Dalam buku “Islam sebagai Ilmu” karya Kuntowijoyo telah memberikan pencerahan bagi pendidikan hati ini. Penelaahan suatu ilmu harus diambil dari hukum yang valid bukan berasal dari keserakahan otak yang mengambil segala keputusan sendiri. Hati dalam Islam berfungsi sebagai banteng perilaku buruk, ketika hati tak mampu membendung perilaku buruk, maka hanya nafsu yang akan menguasai. Ada 3 konsep manusia : ketika manusia lebih menekankan nafsu, manusia itu akan menjadi lebih dari binatang, ketika manusia lebih menekankan hati, maka akan lebih dari malaikat. Ketika nafsu dan hati berjalan beriringan maka akan menjadi makhluk yang sempurna. Orang Nasrani akan maju ketika ia meninggalkan Injil, namun orang Islam akan maju ketika dekat dengan Al-quran.
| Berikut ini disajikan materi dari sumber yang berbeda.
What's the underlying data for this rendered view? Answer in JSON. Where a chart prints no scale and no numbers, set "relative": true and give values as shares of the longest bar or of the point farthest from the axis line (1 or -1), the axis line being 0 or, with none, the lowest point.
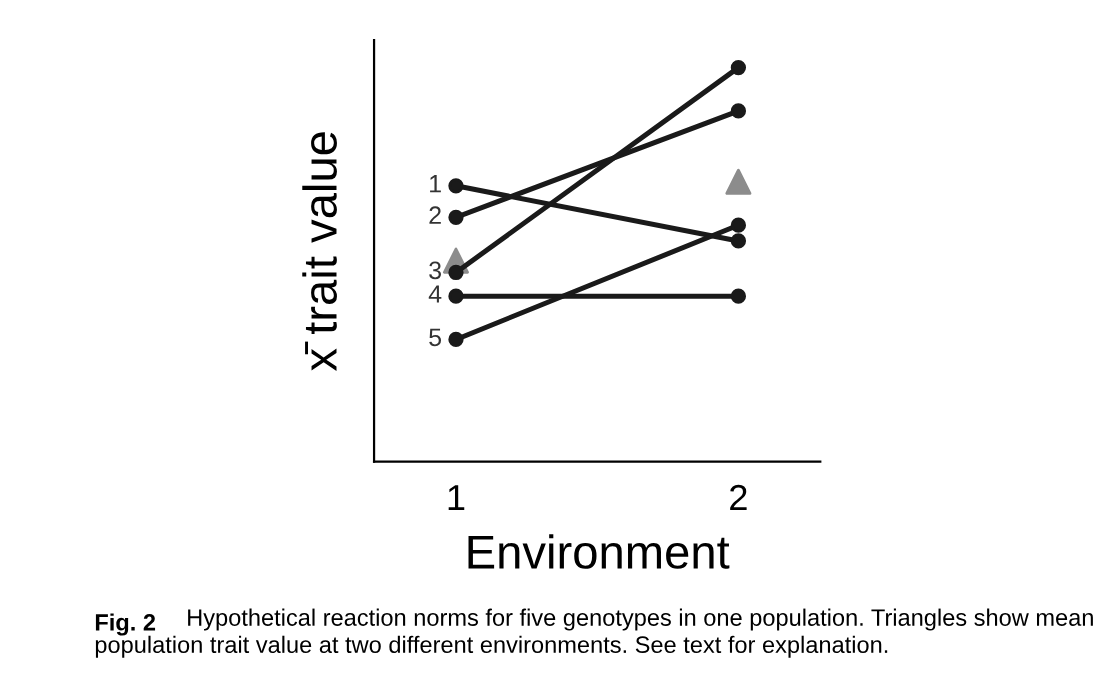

Penyadaran tentang hakikat, hak dan kewajiban manusia menjadi penting untuk menuju makhluk yang sempurna. hakikat manusia adalah dari lempung busuk yang ditiupkan roh tuhan yang memiliki arti bahwa sesungguhnya, kita adalah makhluk yang hina, karena dari karunia tuhanlah kita menjadi makhluk yang ditinggikan dan sempurna. Untuk hak dan kewajiban, merupakan sebuah perbedaan yang tipis. Kita semua berhak mengeluarkan pendapat. Namun, kita lupa akan kewajiban kita yaitu menghargai pendapat orang lain.

Pendidikan hati di sini mempunyai pondasi secara umum, penyadaran kepada masyarakat tentang bagaimana cara pandang dan menghargai orang lain. penyadaran disini bermaksud untuk menyelaraskan berbagai sudut pandang yang berlaku dalam masyarakat dan mencegah adanya perpecahan dari sebuah persoalan yang sekiranya tidak begitu urgent. Penyelerasan pandang ini akan berdampak pada bagaimana cara pandang kita terhadap orang lain yang sekiranya berbeda pendapat. Dalam  mewujudkan 2 hal yang terlihat simple, ada 1 pihak yang harus mau bekerja sama. Yaitu masyarakat itu sendiri. Dimulai dengan penyampaian kepada masyarakat tentan pendidikan ini. Dan mengganti semua sistem pendidikan di negeri ini. Nampak sistem pendidikan di negeri ini tidak menggembirakan, namun menyengsarakan. Cukup dalam sebuah pendidikan hal yang paling mendasar untuk di ajarkan adalah adab, cara bertingkah laku. Memang butuh waktu untuk memperbaiki sebuah sistem namun ketika sistem sudah berjalan dan masyarakat mau menjalankan. Maka akan terjadi integrasi bangsa di semua sektor. Sebuah negara akan maju ketika pendidikan di negaranya maju.

(*Penulis adalah mahasiswa program studi Tasawuf dan Psikoterapi IAIN Kudus angkatan 2017).